5 Haziran Dünya Çevre Günü…
-“Tarım, iklim değişikliğinden etkilenen sektörlerin
başında geliyor”
-“Çevre
kirliliği ekosistemin doğal dengesini bozuyor”
-“20 yılda ülkemizde kişi başına düşen kullanılabilir su
miktarı yüzde 18,6 oranında azalmıştır”
-“Üreticiden tüketiciye toplumun her kesiminin çevre
konusunda bilgilendirilmesi ve bilinçlendirilmesi önem arz etmektedir”

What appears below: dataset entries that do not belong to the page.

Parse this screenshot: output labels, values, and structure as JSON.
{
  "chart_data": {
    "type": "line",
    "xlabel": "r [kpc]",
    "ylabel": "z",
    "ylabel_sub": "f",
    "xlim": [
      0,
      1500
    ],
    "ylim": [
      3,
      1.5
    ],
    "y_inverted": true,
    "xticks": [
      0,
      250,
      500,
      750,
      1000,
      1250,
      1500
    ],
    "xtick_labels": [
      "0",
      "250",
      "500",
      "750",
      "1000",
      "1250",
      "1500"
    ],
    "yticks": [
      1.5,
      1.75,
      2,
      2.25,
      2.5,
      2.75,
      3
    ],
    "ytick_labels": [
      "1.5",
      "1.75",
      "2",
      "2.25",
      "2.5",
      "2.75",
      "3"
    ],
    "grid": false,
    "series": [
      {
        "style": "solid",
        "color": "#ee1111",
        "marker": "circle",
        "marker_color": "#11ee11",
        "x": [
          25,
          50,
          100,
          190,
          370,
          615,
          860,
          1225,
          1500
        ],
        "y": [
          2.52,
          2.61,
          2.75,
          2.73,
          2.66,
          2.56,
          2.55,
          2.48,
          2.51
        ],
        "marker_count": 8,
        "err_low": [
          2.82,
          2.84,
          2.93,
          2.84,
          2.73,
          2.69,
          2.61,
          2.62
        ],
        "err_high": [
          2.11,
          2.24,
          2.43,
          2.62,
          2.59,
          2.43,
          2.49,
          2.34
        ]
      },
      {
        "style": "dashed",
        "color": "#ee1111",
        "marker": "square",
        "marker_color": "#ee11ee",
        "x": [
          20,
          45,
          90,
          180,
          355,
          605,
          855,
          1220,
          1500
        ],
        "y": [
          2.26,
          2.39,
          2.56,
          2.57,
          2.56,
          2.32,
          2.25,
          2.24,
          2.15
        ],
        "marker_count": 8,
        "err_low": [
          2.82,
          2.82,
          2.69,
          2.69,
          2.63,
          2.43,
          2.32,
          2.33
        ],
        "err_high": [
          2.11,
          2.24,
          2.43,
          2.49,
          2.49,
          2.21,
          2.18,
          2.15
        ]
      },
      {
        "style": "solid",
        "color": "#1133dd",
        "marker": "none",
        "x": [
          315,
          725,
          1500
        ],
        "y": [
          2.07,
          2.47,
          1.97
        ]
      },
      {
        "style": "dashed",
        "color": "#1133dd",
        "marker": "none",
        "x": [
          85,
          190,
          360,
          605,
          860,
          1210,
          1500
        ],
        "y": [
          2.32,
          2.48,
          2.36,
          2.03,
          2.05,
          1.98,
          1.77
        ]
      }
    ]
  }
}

Ankara-05.06.2021- Türkiye Ziraat Odaları Birliği (TZOB)
Genel Başkanı Şemsi Bayraktar, iklim değişikliğine bağlı olarak gıda
güvenliğinin tehlikede olduğunu ve hızla doğal kaynakların tükendiğini vurgulayarak,
“Tarım, iklim değişikliğinden etkilenen sektörlerin başında geliyor” dedi.
TZOB
Genel Başkanı Bayraktar, Birleşmiş Milletler (BM) tarafından 1972 yılında
İsveç’in Başkenti Stockholm’de gerçekleştirilen BM Çevre Konferansı’nda alınan
bir kararla, 5 Haziran’ın Dünya Çevre Günü ilan edildiğini hatırlatarak, “Dünya
Çevre Günü çevre sorunlarına dikkat çekmek, doğayı ve dünyayı korumak için
küresel farkındalığı artırmak amacıyla her yıl 5 Haziran'da kutlanıyor. Bu yıl etkinliklere Pakistan
ev sahipliği yapacak ve 2021 yılı teması ise ‘Ekosistem Restorasyonu’ olarak
belirlendi” açıklaması yaptı.
“Çevre kirliliği ekosistemin doğal dengesini bozuyor”
Çevre kirliliğinin
ekosistemin doğal dengesini bozduğunu belirten Bayraktar, “Bütün canlıların
sağlığını olumsuz yönde etkileyen, çevreyi oluşturan öğeler üzerinde yapısal
zararlar meydana getiren ve niteliklerini bozan yabancı maddelerin; hava, su ve
toprağa karışarak ve zaman içinde yüksek oranda birikmesi sonucu çevre
kirliliği meydana gelmektedir. Çevre kirliliği nedeniyle ekosistemlerde doğal
denge bozulmaktadır. Sonuç olarak kirlenen hava, su ve toprak günümüzde artık
canlıların yaşamını tehdit eder boyutlara ulaşmıştır.
Sanayileşmenin hızla
gelişmesiyle birlikte artan üretim ve tüketim faaliyetleri, bu faaliyetler
sonucu oluşan olumsuz çevresel etkilerini artırmış ve çevre sorunları artarak
önemli bir boyuta ulaşmıştır. Bugün dünya genelinde doğal kaynakları tehdit
eden unsurlar nüfus artışı, kentleşme ve tüketim alışkanlıklarımız ve iklim
değişikliğidir.
“Dünya nüfusu arttıkça doğal kaynaklar hızla tükeniyor”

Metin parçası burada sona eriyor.